L'heure du départ arriva et je repris l'autobus vers Montréal . À chaque arrêt de l'autobus ; une dame me demanda si je désirais une liqueur , un gâteau , une douceur quelconque .  Je refusai toujours en la remerciant de sa gentillesse ; elle me fit réponse qu'aujourd'hui ; c'était moi qui était organisée comme ça et que demain ça pouvait être elle .  Pas fou comme raisonnement .  Je ne pouvais me permettre aucun liquide au cours du trajet . Dans ce temps-là ; il n'y avait aucune toilette d'installée sur les autobus .  Il fallait profiter des arrêts pour se soulager .  Les embarquements et les débarquements étant trop compliqués pour moi ; j'essayais de les éviter .  Donc , je m'interdisais les liquides  une journée avant mon départ .

À mon arrivée au terminus rue Dorchester coin Drummond ; je cherchai du regard mon ami qui devait venir à ma rencontre tel que convenu dans nos derniers échanges épistoliers .  Il n'était pas au rendez-vous .  Je décidai d'attendre quelques minutes au cas d'un retard .   La bonne samaritaine m'offrit d'aller attendre en sa compagnie au restaurant . J'acceptai et en profitai pour visiter la toilette . Au bout d'un certain temps ; je décidai de me rendre chez Gertrude en taxi .  La bonne dame me dit : je loge à un hôtel sur la rue St-Denis ; vu que vous vous rendez chez votre cousine sur la rue St-Denis , on pourrait partager le taxi ... je paierais d'ici l'hôtel et vous paierez pour le reste du trajet .  Le marché me convint .  Rendu devant son hôtel ; la voilà qui insiste pour que je descende avec elle et monte  à sa chambre .... je cliquai et compris que la dame était homosexuelle . Ça expliquait son comportement plein de sollicitude .
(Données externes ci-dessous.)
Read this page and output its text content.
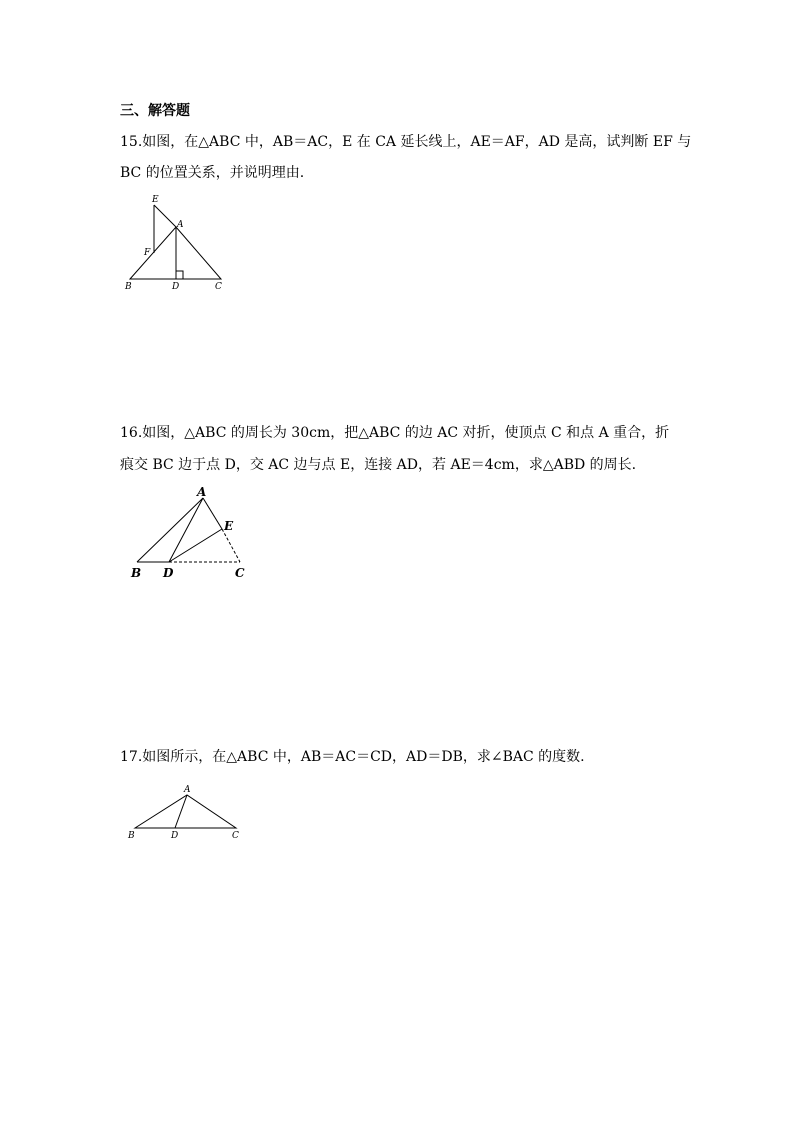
三、解答题
15.如图，在△ABC 中，AB＝AC，E 在 CA 延长线上，AE＝AF，AD 是高，试判断 EF 与
BC 的位置关系，并说明理由.
E
A
F
B	D	C
16.如图，△ABC 的周长为 30cm，把△ABC 的边 AC 对折，使顶点 C 和点 A 重合，折
痕交 BC 边于点 D，交 AC 边与点 E，连接 AD，若 AE＝4cm，求△ABD 的周长.
A
E
B D	C
17.如图所示，在△ABC 中，AB＝AC＝CD，AD＝DB，求∠BAC 的度数.
A
B	D	C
Le taxi fila vers le nord et je descendis au 6168 St-Denis pour me retrouver devant les grands escaliers .  C'était quelque chose de gravir ça !!! Rendue en haut ; 15-20 minutes après mon arrivée , on sonne à la porte .  Gertrude répond et m'avise que c'est André .  Il m'avait attendu à l'endroit où j'avais pris l'autobus en juin .  Il était avec un copain , alors il ma salua et repartit . Je le trouvai amaigri et très bronzé .  Il avait du passer l'été au grand air .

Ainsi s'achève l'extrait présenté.